If you want to dance, you gotta pay the piper. China has been the global economic success story of the last two decades, with average income has increased in leaps and bounds. The world's most populous nation has become the world's leading manufacturer of everything from sportswear to washing machines, and if some toxic toys and poison pet food occasionally find their way into shipping containers, well, that's the price you pay to get rich. However, now the cost of rapid industrialization is becoming clear, in the form of burgeoning ecological catastrophe caused by climate change and indifferent environmental policies.
Forbes reports that China's largest freshwater lake, Poyang Lake, has been so afflicted by drought that it has shrunk from 3000 square kilometres in July to 50 square kilometres today. As a result, 100,000 people living near the lake are reportedly suffering from severe water shortages, and a species of finless porpoise that lives in the lake is at risk of extinction.

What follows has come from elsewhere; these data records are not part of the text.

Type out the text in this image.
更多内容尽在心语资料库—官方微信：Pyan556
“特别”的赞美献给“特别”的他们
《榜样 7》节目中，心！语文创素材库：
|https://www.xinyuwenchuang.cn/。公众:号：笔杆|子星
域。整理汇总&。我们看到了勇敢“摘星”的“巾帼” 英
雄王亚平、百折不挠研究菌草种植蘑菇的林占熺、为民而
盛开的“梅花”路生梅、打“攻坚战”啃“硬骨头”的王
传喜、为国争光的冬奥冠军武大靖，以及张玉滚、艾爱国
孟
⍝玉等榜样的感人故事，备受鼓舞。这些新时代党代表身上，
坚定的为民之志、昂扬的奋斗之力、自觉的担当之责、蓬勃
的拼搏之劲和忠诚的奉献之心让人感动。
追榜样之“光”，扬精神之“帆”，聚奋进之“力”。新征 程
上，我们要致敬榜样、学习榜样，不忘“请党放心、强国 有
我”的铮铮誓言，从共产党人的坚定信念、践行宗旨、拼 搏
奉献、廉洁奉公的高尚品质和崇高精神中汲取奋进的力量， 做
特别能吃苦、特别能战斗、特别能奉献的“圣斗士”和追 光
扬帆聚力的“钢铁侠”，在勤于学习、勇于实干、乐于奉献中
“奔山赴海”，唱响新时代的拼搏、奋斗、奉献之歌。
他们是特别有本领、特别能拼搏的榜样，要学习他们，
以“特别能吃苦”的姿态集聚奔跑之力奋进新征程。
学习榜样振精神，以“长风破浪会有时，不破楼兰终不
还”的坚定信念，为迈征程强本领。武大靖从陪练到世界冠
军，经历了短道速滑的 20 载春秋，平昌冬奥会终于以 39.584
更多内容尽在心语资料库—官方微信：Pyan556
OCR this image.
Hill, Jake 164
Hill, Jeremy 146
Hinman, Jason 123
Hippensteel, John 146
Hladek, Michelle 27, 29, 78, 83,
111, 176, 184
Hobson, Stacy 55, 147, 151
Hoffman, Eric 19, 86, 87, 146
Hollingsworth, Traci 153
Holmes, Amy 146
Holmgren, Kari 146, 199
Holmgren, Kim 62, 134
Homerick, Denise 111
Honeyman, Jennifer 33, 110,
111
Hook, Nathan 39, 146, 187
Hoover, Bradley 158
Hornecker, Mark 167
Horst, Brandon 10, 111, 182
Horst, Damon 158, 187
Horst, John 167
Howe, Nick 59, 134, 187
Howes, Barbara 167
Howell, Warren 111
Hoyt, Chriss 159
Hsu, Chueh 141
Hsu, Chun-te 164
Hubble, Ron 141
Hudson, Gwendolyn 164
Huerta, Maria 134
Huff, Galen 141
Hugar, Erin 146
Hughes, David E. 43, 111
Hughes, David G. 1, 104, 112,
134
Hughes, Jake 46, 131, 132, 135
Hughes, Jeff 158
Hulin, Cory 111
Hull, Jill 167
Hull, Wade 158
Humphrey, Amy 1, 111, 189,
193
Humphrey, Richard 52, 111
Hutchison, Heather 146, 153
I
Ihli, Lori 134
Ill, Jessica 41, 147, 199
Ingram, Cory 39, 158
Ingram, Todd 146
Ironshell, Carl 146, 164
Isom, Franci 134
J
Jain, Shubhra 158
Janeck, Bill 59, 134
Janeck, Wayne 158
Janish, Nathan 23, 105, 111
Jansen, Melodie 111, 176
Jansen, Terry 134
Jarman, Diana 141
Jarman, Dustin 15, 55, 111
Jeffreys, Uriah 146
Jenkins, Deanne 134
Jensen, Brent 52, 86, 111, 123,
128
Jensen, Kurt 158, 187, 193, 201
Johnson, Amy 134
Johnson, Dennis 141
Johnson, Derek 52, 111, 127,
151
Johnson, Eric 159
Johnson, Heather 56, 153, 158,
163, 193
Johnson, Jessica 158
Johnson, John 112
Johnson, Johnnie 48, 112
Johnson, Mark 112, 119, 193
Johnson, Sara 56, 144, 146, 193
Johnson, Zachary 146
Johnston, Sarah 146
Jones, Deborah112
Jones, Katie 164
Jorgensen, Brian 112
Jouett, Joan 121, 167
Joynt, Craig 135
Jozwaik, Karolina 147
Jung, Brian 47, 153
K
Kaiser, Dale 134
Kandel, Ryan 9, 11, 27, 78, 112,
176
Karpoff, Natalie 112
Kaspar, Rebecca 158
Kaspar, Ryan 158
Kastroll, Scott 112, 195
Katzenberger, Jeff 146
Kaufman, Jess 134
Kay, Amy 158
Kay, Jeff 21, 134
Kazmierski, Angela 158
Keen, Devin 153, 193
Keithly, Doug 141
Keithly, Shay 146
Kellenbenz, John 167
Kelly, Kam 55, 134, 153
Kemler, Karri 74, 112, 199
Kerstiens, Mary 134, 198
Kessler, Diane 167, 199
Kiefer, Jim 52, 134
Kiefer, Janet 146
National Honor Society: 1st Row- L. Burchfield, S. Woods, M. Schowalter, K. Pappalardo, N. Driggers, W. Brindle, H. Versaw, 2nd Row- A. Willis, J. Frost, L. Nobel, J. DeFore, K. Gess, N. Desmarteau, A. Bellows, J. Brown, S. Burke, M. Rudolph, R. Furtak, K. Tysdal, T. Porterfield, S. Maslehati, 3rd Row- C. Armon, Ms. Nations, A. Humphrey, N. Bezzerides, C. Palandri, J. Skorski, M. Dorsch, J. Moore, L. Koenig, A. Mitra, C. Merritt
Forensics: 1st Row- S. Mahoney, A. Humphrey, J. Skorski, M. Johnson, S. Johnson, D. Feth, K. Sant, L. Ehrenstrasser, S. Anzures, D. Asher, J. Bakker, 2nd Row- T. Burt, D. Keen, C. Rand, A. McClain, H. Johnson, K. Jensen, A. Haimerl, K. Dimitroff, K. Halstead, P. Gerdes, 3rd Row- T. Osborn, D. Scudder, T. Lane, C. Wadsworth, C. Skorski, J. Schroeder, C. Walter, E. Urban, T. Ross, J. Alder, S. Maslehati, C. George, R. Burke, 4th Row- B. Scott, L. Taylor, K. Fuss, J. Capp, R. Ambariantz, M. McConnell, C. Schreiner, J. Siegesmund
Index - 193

And Poyang Lake is only one symptom of the evironmental problems that are troubling China, which are exacerbated by engineering projects like the Three Gorges dam. The State Flood Control and Drought Relief Headquarters has said that the drought currently affecting most of the country will probably continue through 2008, and the government is working desperately to clean up Beijing in time for this year's Olympics, in spite of sandstorms sweeping in from the Gobi desert and enveloping the city with growing frequency.
The climate change crisis isn't limited to China, of course, as anyone living in drought-stricken regions of the US an attest. However, as the world's biggest spewers of greenhouse gases, both China and the US need to take the lead in cleaning up their act. Othewise, that piper bill is going to get real expensive.